Note the careful choice of words "the possibility was too remote." Why exactly is Ken Starr saying that the possibility of an impeachment report is suddenly remote?
Is he suddenly conceding that he doesn't "have the goods" to impeach Bill Clinton?
Certainly, in the short term, it is clear from the comments of certain senators and representatives that Congress simply does not want an interim reprt from Starr -- Democrats because it could damage Clinton, Republicans because it could backfire and sandbag their hopes of retaining the House come election time in November.
Until yesterday it was widely assumed that Starr would hold off until he could hand over a complete report to Congress. Now, suddenly, Starr is saying that impeachment is "too remote" a possibility to be allowed in the consideration of whether the President has the right to legal advice from attroneys on the government payroll.
Starr's obvious intent is to play down the possibility of anything to do with impeachment -- while leaving the door open for that very possibility. It almost seems that Starr wants to have it both ways by exploiting Congress' current reluctance to even consider the possibility of an interim report in order to both deprive the President of a right and preserve the "remote" possibility of impeachment.
At best, his argument is a stretch; at worst, a flagrantly specious and outright deceptive situational argument to weaken not merely Clinton but the Presidency.

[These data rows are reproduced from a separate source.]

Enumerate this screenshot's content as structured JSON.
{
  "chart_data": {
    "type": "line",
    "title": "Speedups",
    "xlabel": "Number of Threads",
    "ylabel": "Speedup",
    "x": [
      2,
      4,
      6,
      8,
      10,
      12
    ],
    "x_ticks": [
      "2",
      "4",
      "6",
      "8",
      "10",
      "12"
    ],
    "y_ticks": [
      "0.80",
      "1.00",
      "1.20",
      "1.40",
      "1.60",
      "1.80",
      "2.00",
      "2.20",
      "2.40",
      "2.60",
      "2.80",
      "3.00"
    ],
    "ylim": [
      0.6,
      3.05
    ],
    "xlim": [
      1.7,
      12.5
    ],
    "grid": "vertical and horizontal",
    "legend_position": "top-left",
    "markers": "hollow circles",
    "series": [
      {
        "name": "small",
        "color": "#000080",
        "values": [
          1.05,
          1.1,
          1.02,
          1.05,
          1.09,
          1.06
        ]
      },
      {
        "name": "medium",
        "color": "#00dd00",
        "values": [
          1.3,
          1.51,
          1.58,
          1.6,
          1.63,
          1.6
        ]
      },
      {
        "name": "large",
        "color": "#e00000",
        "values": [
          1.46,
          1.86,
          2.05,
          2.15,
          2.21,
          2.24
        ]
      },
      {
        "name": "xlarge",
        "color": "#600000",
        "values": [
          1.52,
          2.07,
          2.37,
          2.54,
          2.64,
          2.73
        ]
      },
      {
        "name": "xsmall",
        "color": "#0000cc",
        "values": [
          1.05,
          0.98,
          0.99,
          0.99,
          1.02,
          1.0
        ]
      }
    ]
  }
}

We doubt that Attorney General Janet Reno will ever move against Starr in order not to create a "pseudo-day night massacre" scenario the President's enemies would exploit with alacrity. But you can be sure that if Starr were investigating anybody but the President, Reno might well sanction or fire Starr for such a brazen shift in position -- a U-turn that smacks of adjusting to a changing situation rather than arguing a specific legal and Constitutional issue.